Source: Bloomberg. Al-Hamour

Observations:

  • During Jimmy Carter’s term the NASDAQ performed the best on an annualized basis
  • The Elephant [George W. Bush] has the worst record relative to his peers

Lessons learned:

  • Donkeys ranked number one for both the S&P 500 and NASDAQ
  • George W. Bush is the worst Elephant and overall President

What to expect:

Despite the current banking and financial crisis we would expect that President-elect Barack Obama follow in the footsteps of the Donkeys before him. He has a tough road ahead of him and will have to address key issues such as rising unemployment, failing financial institutions, and the US dependency on oil exports. I suggest he attend Bill Clinton’s speech hosted by the National Bank of Kuwait [Bloomberg: NBK.KK Equity] next Sunday the 16th of November. Maybe he can pick up a few pointers. I know I will be there.

4 thoughts on “What the markets think of Donkeys & Elephants

  1. f

    I haven’t read any articles analyzing the U.S. markets according to elephants or donkeys’ ruling periods. Interesting subject and very well presented.
    It will be nice if you can update us on the key issues mentioned in the speech 🙂

    Reply
  2. The Guru

    Regardless which party is in power, history repeated itself.
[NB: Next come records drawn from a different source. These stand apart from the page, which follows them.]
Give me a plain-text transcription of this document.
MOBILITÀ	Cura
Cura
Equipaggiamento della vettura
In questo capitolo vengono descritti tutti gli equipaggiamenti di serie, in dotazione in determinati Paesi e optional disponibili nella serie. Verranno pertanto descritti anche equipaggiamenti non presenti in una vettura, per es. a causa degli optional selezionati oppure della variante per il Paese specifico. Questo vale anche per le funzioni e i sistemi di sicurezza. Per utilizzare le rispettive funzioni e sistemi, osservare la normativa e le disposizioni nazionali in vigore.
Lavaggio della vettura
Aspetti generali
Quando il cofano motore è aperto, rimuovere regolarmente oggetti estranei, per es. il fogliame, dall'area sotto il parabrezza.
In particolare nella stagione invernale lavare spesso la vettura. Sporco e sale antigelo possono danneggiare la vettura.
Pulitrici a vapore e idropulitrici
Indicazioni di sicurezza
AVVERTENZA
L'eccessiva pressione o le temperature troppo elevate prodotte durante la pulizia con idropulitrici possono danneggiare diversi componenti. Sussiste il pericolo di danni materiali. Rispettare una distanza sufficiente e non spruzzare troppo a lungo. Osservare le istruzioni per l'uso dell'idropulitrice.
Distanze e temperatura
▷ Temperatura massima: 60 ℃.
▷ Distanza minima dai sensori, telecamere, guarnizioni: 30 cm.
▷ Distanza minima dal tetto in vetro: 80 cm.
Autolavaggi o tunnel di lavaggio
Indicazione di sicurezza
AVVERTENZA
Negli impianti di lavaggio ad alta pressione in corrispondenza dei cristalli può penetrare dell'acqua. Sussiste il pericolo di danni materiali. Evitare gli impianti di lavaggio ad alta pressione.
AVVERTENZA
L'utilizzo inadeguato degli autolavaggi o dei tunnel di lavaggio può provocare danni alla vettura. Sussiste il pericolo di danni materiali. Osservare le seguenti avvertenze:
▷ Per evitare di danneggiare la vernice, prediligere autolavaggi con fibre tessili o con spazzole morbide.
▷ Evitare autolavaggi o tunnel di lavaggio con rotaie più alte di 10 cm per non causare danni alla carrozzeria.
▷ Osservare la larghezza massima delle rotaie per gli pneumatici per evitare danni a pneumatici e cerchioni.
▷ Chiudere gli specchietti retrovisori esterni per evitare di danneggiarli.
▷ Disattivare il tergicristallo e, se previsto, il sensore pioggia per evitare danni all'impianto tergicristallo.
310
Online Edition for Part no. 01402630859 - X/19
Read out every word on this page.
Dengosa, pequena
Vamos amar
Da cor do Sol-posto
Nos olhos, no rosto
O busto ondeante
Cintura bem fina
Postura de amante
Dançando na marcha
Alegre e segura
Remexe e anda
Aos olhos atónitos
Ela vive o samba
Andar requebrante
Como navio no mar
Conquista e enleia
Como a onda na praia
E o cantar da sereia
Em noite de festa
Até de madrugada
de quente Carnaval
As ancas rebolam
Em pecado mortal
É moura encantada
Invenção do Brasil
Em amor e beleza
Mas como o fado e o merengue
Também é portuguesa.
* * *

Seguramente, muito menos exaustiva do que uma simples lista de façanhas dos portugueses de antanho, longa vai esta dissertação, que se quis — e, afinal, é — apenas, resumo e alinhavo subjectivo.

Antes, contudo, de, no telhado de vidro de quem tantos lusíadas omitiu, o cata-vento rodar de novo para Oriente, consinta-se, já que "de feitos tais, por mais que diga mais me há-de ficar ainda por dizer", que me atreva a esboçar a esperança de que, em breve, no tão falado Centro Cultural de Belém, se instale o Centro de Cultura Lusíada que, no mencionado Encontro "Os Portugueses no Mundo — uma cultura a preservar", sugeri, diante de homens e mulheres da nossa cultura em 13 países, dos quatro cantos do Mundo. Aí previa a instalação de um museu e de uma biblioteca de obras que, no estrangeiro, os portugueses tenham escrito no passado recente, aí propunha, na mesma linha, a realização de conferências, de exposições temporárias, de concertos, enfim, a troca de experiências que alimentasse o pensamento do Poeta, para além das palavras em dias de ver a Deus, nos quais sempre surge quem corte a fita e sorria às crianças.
Japan infamous past crisis happening all over in the US.

    Back then there was no globalization and the YEN isn’t the major world currency. Moreover, a lot of people were insulated due to the restrictive Japanese culture.
    The US have now created Zombie banks and slowly extending into Zombie corporates (GM would be the biggest Zombie ever created if bailed out).
    Global assets are all correlated with the US and expenditures all over the world targeted the US consumer who’s equity equals a BIG MINUS.

    Even after the exponential growth of the FED balance sheet, the Global Stagnation is unavoidable.

    Inflation causes wars, but deflation and depression lead to revolutions.

    Indeed, all this is being pulled off to create such result be prepared Chavez, Najad, Putin and Hu Jintao. Internal army spending will bleed your economies to death.

    You read it here first, on the Hamour’s blog. The Guru has spoken!

    Reply
  3. Nubo

    OT

    Why is the British Pound falling so hard against the Dinar? I’m making Christmas vacation plans and London at this rate is way cheaper than Dubai! 1 KD gets you £2.5 Sterling! What gives?

    Thanks

    Reply
  4. The Guru

    @Nubo
    KWD/USD rate hasnt changed much, but the pound to the US dropped big time so you get this huge decline in Pound vs KD.

    The British economy is underwater, recession, huge job cuts and Zombie banks.
    Money is flowing out of the UK fast and to make matters worse their Guilts (Gov. Bonds) aren’t being bought ( reminds me of their initial empire collapse and Sorros all over again)

    Huge interest rate cuts and more to come.
    The pound needs to be low to attract capital inflows and stimulate manufacturing demand.